If President Bush has any doubts about what I am saying, he need only request the long-buried NSA intercepts. The evidence is already in the hands of the federal government and has been since 1973.
No amount of wishful thinking about Arafat is going to change him. He remains today what he was in 1973 – a cowardly killer of unarmed American diplomats.
America must never forget its foreign service personnel murdered in the line of duty. To do so would be a tragic betrayal of them, their diplomatic mission and everything for which America stands. It would only compound the tragedy of their violent deaths by inviting the mastermind of the crime to the White House to meet with the president.
But ordinary Americans have never had the chance to forget this incident because they have never been told the truth about it. It's time for President Bush to do just that.
The deaths of Cleo Noel and George Curtis are reasons enough for any U.S. president to refuse to meet with Yasser Arafat – now or in the future.
Worse yet, despite what Sen. Mitchell claims, in recent months Arafat has only proved he is still the principal arsonist in the current Middle East conflagration. Ceasefire agreement after ceasefire agreement is broken by his snipers and suicide bombers. There will be no peace as long as Arafat has a role to play on the international stage.

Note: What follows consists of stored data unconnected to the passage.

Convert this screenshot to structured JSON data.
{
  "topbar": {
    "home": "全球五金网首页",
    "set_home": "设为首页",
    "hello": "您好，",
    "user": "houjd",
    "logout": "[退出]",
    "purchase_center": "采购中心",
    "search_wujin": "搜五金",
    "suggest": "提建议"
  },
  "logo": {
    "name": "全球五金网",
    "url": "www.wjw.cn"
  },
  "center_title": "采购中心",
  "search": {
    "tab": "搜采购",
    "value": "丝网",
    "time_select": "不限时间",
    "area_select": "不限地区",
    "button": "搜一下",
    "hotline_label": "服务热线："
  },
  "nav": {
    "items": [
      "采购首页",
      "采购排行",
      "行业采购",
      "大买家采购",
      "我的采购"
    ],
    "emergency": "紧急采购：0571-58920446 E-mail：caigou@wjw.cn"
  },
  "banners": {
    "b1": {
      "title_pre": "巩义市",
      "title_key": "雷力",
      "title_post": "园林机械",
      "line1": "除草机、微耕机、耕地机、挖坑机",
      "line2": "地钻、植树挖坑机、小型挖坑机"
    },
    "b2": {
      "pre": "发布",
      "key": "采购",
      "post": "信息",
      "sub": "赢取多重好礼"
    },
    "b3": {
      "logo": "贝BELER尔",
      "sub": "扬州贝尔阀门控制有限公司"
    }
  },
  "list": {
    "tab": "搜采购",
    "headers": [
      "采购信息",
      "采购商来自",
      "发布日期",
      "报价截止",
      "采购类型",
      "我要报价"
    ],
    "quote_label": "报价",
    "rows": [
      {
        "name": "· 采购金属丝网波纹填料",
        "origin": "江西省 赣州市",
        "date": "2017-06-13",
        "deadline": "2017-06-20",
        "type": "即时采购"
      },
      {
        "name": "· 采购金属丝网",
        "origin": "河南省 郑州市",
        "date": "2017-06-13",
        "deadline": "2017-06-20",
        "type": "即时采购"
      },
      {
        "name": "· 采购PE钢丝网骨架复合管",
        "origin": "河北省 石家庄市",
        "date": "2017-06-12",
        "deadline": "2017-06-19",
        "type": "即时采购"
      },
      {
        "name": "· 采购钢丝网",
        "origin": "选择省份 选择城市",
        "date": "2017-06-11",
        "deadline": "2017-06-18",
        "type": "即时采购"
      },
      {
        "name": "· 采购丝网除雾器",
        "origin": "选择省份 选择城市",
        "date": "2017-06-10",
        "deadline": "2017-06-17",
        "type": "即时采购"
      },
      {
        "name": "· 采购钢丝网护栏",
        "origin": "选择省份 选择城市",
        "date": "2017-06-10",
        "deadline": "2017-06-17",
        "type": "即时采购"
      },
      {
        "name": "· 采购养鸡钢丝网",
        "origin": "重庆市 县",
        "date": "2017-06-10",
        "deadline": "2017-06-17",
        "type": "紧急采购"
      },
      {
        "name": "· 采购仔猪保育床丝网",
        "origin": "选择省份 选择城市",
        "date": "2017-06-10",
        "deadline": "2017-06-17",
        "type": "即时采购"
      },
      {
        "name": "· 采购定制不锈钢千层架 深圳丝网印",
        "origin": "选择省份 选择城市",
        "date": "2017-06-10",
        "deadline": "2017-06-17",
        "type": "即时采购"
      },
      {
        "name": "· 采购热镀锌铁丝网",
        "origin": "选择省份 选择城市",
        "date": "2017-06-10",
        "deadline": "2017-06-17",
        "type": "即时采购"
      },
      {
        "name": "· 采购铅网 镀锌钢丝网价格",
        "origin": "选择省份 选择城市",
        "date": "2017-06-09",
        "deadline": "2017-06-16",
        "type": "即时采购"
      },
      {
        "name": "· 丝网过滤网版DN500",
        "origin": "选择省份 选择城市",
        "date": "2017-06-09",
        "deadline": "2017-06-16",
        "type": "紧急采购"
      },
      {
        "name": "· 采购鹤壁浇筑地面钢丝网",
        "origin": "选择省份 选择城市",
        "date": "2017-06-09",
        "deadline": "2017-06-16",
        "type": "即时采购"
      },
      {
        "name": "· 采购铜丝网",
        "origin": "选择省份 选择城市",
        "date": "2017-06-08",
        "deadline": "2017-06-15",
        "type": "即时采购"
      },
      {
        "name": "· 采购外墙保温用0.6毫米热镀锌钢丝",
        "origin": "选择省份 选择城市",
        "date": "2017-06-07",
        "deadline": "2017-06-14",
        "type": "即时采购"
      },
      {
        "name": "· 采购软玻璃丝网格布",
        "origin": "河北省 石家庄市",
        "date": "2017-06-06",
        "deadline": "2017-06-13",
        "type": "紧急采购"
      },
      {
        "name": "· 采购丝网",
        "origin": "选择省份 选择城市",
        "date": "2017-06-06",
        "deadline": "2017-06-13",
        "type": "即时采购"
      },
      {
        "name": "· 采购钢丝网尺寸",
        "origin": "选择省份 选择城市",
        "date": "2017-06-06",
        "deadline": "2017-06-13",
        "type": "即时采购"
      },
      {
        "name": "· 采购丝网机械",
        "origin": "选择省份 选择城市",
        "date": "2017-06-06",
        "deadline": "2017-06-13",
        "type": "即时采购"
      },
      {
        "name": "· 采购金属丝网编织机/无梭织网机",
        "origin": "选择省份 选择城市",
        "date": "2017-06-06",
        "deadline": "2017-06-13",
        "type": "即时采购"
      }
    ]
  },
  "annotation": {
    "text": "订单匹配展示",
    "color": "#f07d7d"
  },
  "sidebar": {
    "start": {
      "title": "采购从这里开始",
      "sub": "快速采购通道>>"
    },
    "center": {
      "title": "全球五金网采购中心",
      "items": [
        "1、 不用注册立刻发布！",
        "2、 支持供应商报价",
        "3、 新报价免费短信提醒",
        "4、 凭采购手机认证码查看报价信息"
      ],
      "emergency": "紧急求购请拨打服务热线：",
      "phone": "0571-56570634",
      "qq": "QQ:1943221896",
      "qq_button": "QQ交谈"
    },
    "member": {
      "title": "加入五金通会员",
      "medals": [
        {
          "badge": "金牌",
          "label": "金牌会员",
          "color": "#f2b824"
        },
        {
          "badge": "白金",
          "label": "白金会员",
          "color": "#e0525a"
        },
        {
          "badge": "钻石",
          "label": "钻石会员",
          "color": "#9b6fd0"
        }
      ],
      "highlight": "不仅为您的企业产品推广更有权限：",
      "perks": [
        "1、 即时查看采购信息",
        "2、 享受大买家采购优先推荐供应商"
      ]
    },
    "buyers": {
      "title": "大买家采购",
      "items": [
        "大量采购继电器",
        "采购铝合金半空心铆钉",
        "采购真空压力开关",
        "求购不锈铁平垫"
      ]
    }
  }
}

Arafat was given virtually everything he has demanded in 30 years as the self-proclaimed, un-elected leader of the Palestinian national movement by former Israeli Prime Minister Ehud Barak. Arafat responded with unrestrained street violence and hate-filled rhetorical rejection of every overture by the Israelis.
Mr. President, don't open the White House door for Arafat – unless you are prepared, upon his entry, to read him his Miranda rights, handcuff him and put him on trial for the murders of Cleo Noel and George Curtis.